Irish Soul Food
What does climbing 2510-foot Croagh Patrick (Crauch Phadrig) have to do with food and Irish and Celtic culinary culture? A simple answer finally came to me: soul food. For some five thousand years, Croagh Patrick as been the focal point of spiritual pilgrimage, and while in Pagan times the pilgrimage was associated with physical feasting, in early Christian times, it was associated with spiritual feasting: training one’s thoughts on God and subsuming physical hunger to the glories of Christ and heaven. For me to better understand Irish and Celtic foodways, my pilgrimage to Croagh Patrick was essential, but at the time, I was unsure why.
The trail has to be the rockiest, most diabolical one that I have ever encountered. No concessions are made to the hiker. There’s no switch-backing, there’s no smoothish dirt-pack, and for that matter, there’s not even an initial “let’s-ease-you-into-this-with-a-paved-first-mile-path” approach. I did not notice these fine points initially, as I was too eager to just climb. However, around 400 feet from the summit, I gingerly plunked myself down on a precipitously situated bolder in the midst of a steep rock face and the truth of the matter hit me. One wrong step or loose rock or boulder, and I could tumble and end up scraped to bits with broken bones. But my husband was up there ahead of me, almost to the top, and what was I going to do? Scream up to him, “I can’t go on anymore! I’m scared!”? So, I decided to worry about the descent only after I had reached the summit.

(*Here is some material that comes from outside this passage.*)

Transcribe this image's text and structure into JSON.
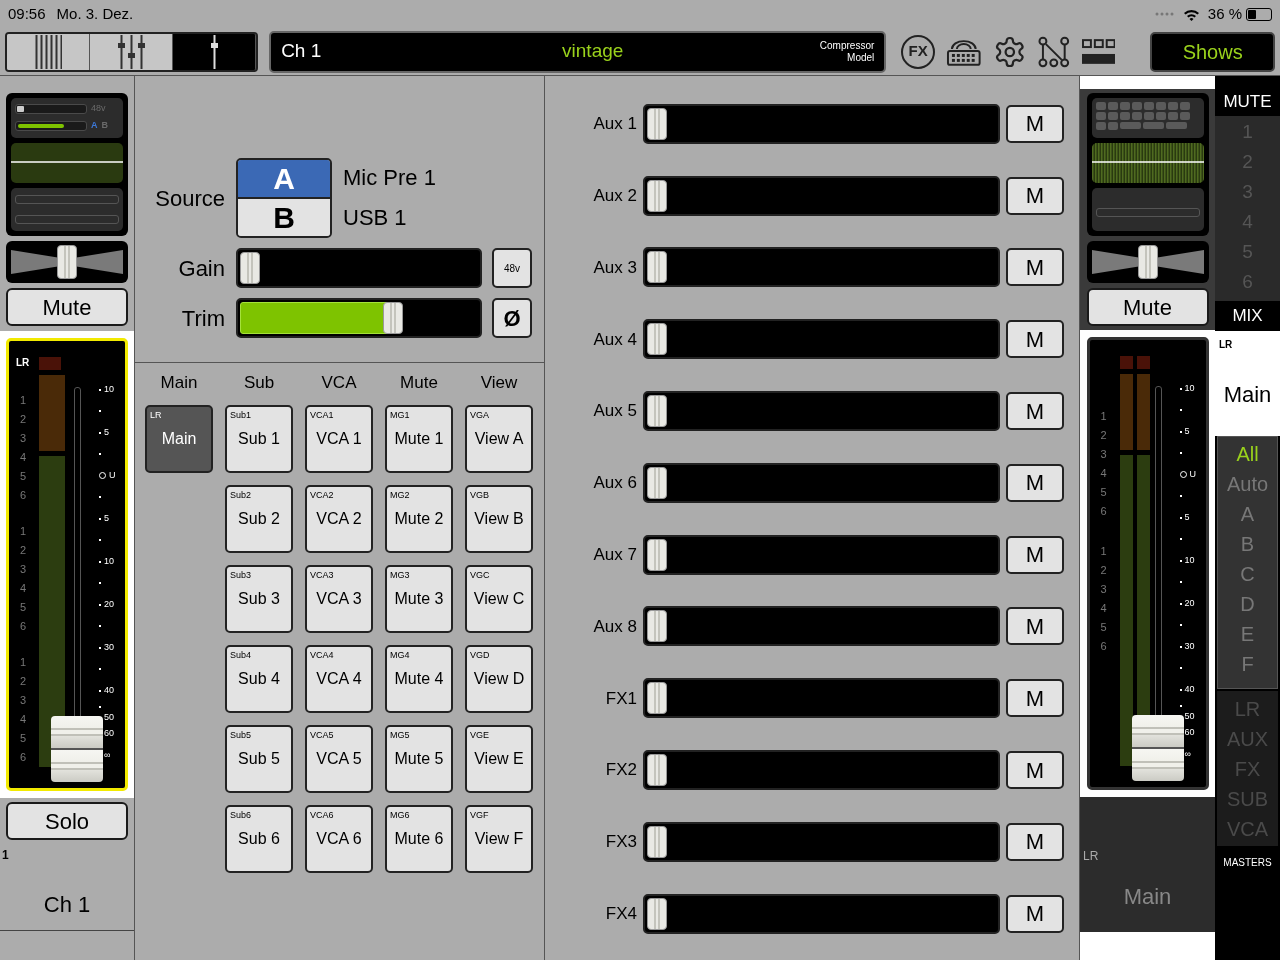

To take my mind off my fear of heights and my worry, I focused on what this mountain had to do with food. That approach helped.
As the summit came into view, I realized that in Celtic times, Cruach Aigle, as Croagh Patrick was called, was a spiritual place where people marked Lughnasadh, the point halfway between summer solstice and autumn equinox, a time when the god, Lugh, would seize the harvest for humankind and defeat blight. People brought the season’s “first fruits” as offerings, the first produce of their gardens and their fields. A bull was presumably sacrificed as well. Rounds of eating, drinking, and games transpired as people celebrated the sun and earth’s bounty, praying that enough food would be harvested throughout the summer and autumn to keep them from starving during the dark winter. Lughnasadh was thought to be celebrated on the tops of mountains and hills, as close to the sun as possible; hence Croagh Patrick’s importance.
As I predicted, the descent from Croagh Patrick was ten times more harrowing than the ascent. Although some people were scurrying past me down that steep rock face, I carefully used my hiking stick and my feet to inch back down out of the clouds. Understanding that Christian pilgrims meditate and pray as they make this journey, I did just that, focusing on each line of the Lord’s Prayer to take my mind off the pain of developing blisters, as well as my fear of falling.
As one of the earliest peoples to adapt Christianity, the Irish changed the name of Cruach Aigle to Croagh Patrick to acknowledge Ireland’s patron saint and his legendary forty days’ fast at the mountain’s summit. From the physical feast that characterized Lughnasadh to the fasting that marked Reek or Garland Sunday (this year on July 29th), Irish spirituality deals with hunger and satiation: metaphysical, spiritual, physical, and sensual. These contradictory impulses inform Irish food culture today, and making this climb helped me to see more clearly how and why, especially when I factor in the Great Famine and its own lasting consequences.